Meanwhile, Nokia brand owner HMD Global added four new devices to its line-up at MWC, debuting a suite of Android smartphones – the Nokia 8 Sirocco, Nokia 7 Plus, Nokia 6 and Nokia 1.
HMD made a statement at MWC in 2017 when it revived the once iconic Nokia 3310 handset – a best-selling device at the turn of the century – as a budget retro feature phone. This year, it pitched the Nokia 1 at the value-for-money end of the mobile market, pricing it at around $85 (£60).

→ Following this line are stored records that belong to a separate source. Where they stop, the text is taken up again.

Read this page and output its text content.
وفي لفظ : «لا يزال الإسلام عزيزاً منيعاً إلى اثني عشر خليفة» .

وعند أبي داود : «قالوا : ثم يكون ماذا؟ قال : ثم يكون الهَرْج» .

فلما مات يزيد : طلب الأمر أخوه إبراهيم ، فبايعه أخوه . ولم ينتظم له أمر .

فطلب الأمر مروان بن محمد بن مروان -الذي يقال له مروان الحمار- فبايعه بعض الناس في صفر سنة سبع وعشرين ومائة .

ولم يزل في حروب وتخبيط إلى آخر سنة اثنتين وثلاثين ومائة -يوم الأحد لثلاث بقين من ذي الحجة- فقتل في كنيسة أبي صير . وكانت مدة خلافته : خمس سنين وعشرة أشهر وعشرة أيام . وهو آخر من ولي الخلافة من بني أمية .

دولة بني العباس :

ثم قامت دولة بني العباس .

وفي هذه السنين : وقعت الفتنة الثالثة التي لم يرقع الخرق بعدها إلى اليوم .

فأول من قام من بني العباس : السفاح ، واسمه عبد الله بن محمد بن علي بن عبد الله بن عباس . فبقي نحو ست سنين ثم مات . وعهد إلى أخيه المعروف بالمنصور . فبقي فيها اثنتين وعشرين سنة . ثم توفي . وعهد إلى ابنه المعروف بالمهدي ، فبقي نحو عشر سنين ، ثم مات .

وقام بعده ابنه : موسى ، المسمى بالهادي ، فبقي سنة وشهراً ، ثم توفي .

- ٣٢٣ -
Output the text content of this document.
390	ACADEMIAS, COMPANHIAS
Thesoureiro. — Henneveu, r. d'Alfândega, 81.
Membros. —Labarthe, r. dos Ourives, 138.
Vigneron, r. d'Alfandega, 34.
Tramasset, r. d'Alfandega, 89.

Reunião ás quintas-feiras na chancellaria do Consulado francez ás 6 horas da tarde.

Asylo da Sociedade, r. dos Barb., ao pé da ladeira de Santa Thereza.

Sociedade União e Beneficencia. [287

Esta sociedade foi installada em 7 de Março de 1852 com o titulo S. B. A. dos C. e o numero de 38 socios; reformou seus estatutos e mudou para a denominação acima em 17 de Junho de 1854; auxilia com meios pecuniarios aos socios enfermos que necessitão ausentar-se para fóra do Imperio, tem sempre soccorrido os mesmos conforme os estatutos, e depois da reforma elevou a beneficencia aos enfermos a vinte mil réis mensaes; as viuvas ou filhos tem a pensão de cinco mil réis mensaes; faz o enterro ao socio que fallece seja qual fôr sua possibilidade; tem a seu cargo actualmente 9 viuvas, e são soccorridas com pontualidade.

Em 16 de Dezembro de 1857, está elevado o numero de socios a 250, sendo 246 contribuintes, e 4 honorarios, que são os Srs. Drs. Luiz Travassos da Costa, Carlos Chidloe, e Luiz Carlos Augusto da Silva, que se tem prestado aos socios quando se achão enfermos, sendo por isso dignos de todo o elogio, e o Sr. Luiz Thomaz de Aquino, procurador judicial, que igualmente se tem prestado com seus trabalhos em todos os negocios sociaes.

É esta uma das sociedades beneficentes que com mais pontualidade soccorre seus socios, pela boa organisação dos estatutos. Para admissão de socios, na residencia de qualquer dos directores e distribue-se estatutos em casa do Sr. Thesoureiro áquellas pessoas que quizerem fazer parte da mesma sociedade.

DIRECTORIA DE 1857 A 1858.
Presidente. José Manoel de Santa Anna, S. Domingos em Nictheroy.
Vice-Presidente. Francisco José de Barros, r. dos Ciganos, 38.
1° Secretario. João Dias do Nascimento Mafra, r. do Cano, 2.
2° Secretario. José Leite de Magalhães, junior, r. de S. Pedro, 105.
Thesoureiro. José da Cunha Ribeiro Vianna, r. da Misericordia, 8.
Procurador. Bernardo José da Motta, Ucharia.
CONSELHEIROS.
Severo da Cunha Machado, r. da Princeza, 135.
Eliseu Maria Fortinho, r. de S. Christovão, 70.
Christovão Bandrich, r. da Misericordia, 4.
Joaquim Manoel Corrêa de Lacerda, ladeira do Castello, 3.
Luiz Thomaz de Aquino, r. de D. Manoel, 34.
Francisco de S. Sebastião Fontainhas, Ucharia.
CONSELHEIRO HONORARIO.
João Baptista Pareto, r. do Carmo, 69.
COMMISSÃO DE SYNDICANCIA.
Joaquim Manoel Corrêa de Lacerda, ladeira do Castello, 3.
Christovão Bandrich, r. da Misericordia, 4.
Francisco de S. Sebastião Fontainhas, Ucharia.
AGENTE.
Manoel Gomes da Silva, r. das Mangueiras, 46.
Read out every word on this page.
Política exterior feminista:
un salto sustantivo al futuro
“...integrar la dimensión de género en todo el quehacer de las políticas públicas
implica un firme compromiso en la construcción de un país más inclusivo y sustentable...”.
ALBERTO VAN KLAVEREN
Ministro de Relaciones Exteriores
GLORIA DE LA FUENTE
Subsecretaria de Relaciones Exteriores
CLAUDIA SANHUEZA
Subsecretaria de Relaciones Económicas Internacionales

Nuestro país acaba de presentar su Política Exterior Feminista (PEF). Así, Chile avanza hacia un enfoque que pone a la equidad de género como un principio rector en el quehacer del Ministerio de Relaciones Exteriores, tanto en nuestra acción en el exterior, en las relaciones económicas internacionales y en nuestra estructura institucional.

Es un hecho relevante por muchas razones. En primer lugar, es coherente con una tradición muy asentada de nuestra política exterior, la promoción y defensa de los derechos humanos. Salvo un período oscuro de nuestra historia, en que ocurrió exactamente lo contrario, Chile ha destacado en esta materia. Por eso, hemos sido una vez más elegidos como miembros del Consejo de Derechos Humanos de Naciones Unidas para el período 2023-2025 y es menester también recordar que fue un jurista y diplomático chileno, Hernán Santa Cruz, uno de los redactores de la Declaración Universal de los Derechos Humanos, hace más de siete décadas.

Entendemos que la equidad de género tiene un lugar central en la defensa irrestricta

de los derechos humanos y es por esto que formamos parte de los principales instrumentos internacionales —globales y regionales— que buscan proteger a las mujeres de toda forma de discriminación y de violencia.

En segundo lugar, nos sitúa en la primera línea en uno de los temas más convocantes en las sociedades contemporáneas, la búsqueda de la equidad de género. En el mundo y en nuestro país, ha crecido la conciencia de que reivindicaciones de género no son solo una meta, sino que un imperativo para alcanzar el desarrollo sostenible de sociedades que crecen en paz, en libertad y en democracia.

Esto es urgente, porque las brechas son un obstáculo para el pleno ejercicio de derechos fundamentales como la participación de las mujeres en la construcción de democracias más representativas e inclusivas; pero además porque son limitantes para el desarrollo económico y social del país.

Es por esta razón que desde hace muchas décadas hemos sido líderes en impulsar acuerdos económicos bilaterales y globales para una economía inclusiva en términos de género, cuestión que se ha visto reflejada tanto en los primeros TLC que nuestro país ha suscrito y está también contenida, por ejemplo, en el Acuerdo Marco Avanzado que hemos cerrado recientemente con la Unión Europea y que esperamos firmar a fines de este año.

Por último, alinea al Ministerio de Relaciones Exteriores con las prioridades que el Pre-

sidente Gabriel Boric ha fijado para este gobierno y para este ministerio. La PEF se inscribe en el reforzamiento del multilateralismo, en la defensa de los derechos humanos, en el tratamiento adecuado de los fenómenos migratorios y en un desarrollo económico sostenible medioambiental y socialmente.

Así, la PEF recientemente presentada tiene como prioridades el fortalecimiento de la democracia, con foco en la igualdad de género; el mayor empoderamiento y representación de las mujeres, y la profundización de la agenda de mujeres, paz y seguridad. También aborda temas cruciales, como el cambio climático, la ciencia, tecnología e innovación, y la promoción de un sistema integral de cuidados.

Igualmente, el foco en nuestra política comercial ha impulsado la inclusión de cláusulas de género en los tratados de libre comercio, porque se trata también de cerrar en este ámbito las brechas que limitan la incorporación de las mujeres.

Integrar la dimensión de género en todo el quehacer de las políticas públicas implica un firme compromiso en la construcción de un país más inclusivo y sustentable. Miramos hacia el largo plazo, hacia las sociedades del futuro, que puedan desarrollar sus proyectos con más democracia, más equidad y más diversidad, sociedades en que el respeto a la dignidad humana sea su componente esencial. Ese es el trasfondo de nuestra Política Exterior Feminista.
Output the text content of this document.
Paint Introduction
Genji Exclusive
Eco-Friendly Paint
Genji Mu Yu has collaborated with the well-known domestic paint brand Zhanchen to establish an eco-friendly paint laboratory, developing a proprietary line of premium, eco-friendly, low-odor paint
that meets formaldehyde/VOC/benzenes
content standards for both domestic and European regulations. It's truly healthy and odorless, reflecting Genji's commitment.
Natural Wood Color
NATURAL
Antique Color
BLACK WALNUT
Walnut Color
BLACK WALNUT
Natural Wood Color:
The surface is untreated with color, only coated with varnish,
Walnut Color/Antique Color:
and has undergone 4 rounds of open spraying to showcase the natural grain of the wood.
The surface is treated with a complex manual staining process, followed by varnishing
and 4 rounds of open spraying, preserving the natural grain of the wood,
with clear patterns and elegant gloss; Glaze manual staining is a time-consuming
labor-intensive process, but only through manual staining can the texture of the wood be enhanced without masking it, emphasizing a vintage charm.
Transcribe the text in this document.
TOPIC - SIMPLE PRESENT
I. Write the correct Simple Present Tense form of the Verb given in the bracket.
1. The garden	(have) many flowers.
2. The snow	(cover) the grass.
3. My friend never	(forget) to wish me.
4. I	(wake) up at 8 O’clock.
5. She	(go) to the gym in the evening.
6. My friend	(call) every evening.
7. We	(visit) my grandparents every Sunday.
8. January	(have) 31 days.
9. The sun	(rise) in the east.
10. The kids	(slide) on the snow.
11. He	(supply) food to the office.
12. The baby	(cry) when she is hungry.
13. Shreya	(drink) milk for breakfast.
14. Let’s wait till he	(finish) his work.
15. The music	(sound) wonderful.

“This time last year, we started our journey with huge expectations from fans and a massive responsibility to deliver on the legacy of one of the most innovative brands in our space,” said HMD CEO Florian Seiche
“Since then we have reintroduced well-loved icons, forged partnerships with friends old and new and delivered our pure, secure and up-to-date Android experience across our smartphone portfolio,” he added.
MWC 2017 officially opened on the morning of Monday 26 February and will run until Thursday 1 March. Besides headline smartphone launches, the show will also be an opportunity for the industry to showcase more advanced use cases for mobility – particularly in areas such as AI, virtual and augmented reality (VR and AR) and the ever-present IoT – and progress towards future 5G mobile networks. It is in these areas, not devices, that real excitement will be found, said Forrester’s Husson.
“Decision-makers should stop thinking of smartphones as just a device and more as the brain powering and orchestrating new experiences in an increasingly connected world,” he said.
“Because mobile is the primary interface for brands to connect with consumers, MWC is increasingly less a B2B telecom show – and more the place to be to anticipate how mobile acts as catalyst to transform offline experiences and accelerate business transformation.”